Real numbers include the sets of Integers, Natural Numbers, Whole numbers, Rational and irrational numbers. Complex numbers are one of the example of non-real numbers. Simply, we can say that the set of rational and irrational numbers together are called real numbers. Actually the real numbers was first introduced in the 17th century by René Descartes. He made a concept of real and imaginary, by finding the roots of polynomials. We know that the real numbers include all the rational numbers, such as the decimal 2.59, the integer −3, whole number 8 and the fraction 2/5 and all the irrational numbers like square roots of prime numbers such as √2, √3, √5, etc. Real numbers are normally used to measure distance, quantities such as time, speed, mass, weight, energy, velocity, and many more.

## Real Number in Middle Classes (Class 6, 7 and 8)

In class 6, we have to explore about whole numbers, decimals, fractions and integers. Applications based on additions of integers (negative and positive), conversion of decimals in fraction and vice versa. There are only simple applications related to real numbers. Here, only real part of real numbers is being applied. No discussion about irrational number is given.

### Scope of Real Numbers in High School (Class 9)
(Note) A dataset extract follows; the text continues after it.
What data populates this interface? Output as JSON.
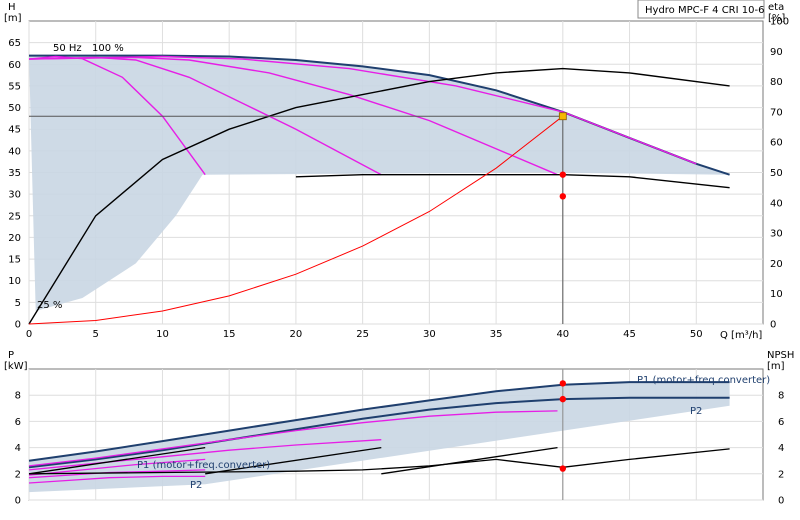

In class 9 we study about the plotting a real number on number line. Here we have to learn to plot not only a rational number but an irrational number also. In class 9 Maths Chapter 1, we study to plot even a non-terminating number by successive approximation. The chapter starts with finding rational numbers between two numbers. Later on, we have to understand the concepts about an irrational number and try to plot it on number line. Rational numbers may be terminating or non-terminating. A 9th standard students have to learn to convert both terminating and non-terminating into fraction. #### Concepts based on Real Number in class 10

In Class 10 Maths Chapter 1, basically we have to study two main topics. One is Euclid’s Division Lemma and the other one is Fundamental Theorem of Arithmetic. Euclid’s division lemma is used to find the HCF of two or more numbers using Euclid’s division algorithms whereas Fundamental Theorem of Arithmetic helps us to find both LCM and HCF using Factorisation.

##### History of Real Numbers

Around 1000 BC, the term fractions were used by the Egyptians but the use of Irrational numbers can be seen in the Vedic “Shulba Sutras” in, c. 600 BC, it was the first use of irrational numbers. The existence of irrationality was positively accepted by ancient Indian mathematicians since Manava (c. 750–690 BC), during the calculation of the square roots of numbers like 2, 3 and 61. They found that these square roots are not be exactly determined. Around 500 BC, the Greek mathematicians realised the need for a different category of numbers which include the values particular the irrationality of the square root of 2. Later on, in 1761 Johann Heinrich Lambert also prove that the number π cannot be rational, but in 1794 Adrien-Marie Legendre showed that π is not the square root of a rational number.

### Is zero a real number?

Yes, 0 is a whole number and every whole number is a real number.

### What are the real numbers?

The collection of Natural numbers, Integers, Whole Numbers, Decimals, Fractions and irrational numbers are called Real numbers.

### Is one a real number?

Yes, of course, one is natural number and all natural numbers are fall in the set of real numbers. That is why, 1 is a real number.

### What are non-real numbers?

Numbers which cannot be converted into p/q form (where q is a non-zero number), are called non-real numbers.